A teacher who spoke on condition of anonymity said, “There is only one maths teacher in the school. There are no science teachers for the higher secondary classes. Since last year, the school education department stopped sending science books to us. Every day, we have to take three or four additional classes since there aren’t enough of us. Sometimes we take two classes at a time, walking from one room to another.”
Teachers say that apart from teaching work, their time gets taken up by all the co-ordination and implemention that they are required to do for government schemes.
Every year, around 250-300 students from the school appear for the Class 10 examination. This year, 49 per cent students passed, with only two getting 60 per cent and above.

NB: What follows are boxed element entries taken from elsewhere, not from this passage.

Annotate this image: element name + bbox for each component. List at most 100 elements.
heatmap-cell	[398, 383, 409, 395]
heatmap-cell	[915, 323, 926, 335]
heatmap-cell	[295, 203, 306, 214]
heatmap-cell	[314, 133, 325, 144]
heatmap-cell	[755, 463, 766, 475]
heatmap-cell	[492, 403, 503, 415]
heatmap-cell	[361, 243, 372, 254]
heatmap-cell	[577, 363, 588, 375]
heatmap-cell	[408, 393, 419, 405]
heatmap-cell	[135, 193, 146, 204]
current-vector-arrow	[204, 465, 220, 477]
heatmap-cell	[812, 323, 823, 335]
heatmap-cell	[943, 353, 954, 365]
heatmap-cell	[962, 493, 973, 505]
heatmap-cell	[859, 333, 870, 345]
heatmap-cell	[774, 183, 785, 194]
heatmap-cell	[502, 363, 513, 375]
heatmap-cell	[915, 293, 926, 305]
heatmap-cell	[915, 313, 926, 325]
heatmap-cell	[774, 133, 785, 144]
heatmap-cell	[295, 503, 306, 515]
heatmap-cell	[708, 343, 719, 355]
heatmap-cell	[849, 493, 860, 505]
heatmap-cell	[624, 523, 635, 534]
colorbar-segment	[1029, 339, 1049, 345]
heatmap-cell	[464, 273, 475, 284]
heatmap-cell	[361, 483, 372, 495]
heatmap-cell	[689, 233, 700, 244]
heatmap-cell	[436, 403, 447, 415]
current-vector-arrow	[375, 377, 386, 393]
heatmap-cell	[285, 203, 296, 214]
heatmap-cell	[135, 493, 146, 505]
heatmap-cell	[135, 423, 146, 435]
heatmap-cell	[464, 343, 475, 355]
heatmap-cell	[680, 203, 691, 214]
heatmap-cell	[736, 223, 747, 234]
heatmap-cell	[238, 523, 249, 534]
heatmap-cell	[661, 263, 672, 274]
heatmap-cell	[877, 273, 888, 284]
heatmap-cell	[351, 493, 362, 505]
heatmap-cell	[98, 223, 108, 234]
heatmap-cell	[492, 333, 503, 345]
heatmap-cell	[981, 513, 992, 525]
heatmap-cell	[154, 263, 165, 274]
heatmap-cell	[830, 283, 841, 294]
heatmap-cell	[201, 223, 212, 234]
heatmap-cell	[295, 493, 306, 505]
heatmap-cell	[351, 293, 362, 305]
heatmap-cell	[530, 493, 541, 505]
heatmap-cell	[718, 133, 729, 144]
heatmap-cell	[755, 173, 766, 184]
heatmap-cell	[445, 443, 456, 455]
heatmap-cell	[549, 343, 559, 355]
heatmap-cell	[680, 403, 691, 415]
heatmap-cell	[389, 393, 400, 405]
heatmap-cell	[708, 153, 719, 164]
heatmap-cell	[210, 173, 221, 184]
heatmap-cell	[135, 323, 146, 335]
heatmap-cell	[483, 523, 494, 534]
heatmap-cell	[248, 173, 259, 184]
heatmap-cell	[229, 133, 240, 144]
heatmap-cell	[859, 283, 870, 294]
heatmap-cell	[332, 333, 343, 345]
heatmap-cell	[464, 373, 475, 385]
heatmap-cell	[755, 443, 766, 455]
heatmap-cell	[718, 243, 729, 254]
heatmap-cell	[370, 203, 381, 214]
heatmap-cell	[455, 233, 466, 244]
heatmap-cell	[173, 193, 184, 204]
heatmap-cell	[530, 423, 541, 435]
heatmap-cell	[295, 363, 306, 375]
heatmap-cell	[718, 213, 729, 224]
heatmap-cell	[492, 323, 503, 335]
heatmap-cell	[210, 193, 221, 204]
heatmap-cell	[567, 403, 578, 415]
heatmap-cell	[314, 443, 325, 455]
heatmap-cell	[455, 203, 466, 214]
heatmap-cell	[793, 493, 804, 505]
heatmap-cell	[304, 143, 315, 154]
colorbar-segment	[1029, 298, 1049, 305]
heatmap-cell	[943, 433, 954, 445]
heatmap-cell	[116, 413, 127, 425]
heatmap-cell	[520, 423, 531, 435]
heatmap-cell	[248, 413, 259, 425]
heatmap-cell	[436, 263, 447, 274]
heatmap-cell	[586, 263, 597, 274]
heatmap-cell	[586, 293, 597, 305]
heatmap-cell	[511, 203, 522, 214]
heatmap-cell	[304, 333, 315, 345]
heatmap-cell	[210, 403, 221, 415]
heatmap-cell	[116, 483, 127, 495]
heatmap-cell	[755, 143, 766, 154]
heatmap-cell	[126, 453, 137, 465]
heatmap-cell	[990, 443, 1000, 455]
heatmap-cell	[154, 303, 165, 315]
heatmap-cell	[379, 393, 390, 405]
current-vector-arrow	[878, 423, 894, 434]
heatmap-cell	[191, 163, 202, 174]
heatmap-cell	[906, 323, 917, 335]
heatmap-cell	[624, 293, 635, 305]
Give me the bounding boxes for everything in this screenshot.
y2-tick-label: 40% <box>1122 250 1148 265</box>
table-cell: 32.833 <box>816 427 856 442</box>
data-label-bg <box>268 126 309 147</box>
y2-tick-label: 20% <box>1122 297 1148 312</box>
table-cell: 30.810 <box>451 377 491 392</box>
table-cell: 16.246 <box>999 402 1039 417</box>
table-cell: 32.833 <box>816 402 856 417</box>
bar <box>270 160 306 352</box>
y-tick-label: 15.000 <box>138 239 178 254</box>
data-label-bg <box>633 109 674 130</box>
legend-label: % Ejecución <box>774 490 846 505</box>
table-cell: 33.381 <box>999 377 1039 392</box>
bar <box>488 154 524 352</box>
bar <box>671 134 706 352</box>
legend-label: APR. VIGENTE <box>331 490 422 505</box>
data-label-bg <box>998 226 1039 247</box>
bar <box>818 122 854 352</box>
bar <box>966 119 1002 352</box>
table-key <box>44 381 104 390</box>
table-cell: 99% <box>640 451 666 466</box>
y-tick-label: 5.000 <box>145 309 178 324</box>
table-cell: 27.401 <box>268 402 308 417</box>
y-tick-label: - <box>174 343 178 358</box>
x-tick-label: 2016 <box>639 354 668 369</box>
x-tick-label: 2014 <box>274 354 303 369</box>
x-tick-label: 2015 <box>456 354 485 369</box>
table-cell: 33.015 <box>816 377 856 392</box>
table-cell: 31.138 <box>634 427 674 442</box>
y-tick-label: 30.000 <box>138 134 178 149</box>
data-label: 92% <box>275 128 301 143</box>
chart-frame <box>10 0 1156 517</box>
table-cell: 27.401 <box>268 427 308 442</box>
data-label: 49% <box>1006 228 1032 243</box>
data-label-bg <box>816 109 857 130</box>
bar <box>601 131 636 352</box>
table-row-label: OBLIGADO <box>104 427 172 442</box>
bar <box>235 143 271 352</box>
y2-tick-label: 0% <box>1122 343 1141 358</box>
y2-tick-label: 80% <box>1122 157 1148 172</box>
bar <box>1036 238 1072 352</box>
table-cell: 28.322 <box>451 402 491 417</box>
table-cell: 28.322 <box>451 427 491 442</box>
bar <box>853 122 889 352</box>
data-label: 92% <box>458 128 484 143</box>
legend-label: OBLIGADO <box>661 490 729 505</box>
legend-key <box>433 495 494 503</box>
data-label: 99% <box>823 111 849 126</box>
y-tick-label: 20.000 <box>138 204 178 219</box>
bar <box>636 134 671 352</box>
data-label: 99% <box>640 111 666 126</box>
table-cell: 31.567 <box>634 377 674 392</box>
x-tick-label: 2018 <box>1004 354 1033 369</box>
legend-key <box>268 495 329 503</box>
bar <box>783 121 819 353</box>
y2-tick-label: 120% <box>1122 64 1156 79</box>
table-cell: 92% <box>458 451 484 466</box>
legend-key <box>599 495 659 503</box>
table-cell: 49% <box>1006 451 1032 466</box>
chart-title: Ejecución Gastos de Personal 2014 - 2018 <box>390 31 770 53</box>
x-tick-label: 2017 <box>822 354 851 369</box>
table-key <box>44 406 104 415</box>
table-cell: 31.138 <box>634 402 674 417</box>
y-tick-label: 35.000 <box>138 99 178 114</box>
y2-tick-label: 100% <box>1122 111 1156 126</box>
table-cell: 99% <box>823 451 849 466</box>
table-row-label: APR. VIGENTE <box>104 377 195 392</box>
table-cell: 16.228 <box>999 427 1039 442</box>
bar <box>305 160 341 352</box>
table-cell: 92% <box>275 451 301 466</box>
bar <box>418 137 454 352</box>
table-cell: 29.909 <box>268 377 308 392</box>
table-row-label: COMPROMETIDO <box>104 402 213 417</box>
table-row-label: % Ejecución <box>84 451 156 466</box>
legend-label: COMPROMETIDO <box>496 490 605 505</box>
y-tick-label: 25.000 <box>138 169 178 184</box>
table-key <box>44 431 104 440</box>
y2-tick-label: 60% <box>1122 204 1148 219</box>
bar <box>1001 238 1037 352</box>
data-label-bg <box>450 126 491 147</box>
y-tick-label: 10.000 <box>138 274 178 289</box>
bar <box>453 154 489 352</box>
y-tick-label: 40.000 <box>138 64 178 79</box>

This year, 95 per cent of 100-odd higher secondary students cleared their Class 12 exam, with 12 scoring above 60 per cent.
While a majority of villagers want the school to be reopened with the Board exams a few months away, some of them have stuck to their position that the school will stay shut unless a CBI inquiry is ordered into the deaths of the two youths, allegedly in police firing.
“I had a word with the District School Inspector and Sub Divisional Officer on reopening the school. We will talk to villagers and make them understand that it is important that the school is opened,” said Trinamool Congress MLA Kanhaiyalal Agarwal.
Subhas Sarkar, a farmer whose daughter Mou is a Class 11 student of the school, says, “The school should re-open. With every passing day, my daughter is losing time before her exams. But keeping the sentiments of locals and students in mind, the government should order a CBI inquiry into the incident.” Incidentally, Subhash’s nephew Rajesh Sarkar, 19, was one of the two former students who died in last week’s clash.
Asim Adhikari, a Class 12 student whose brother Subhas studies in the same school in Class 6, says, “We don’t have teachers in our school. Every day after lunch break, we play because there are no teachers. The syllabus never gets completed. We kept asking for teachers but no one listened. And then they bring in teachers for useless subjects… that’s when the students protested. The school should be reopened and proper investigation should be done.”
Days after the September 20 violence in Islampur in West Bengal’s Uttar Dinajpur district, the Daribhit High School remains shut. The sprawling football field outside the school bears deep scars of the incident, when protests over the appointment of two teachers led to clashes in which two former students were killed. Inside, books, answer sheets, computers and official documents lie strewn on the floor. In one of the classrooms, bicycles, meant for distribution under a state government scheme, lie in a heap.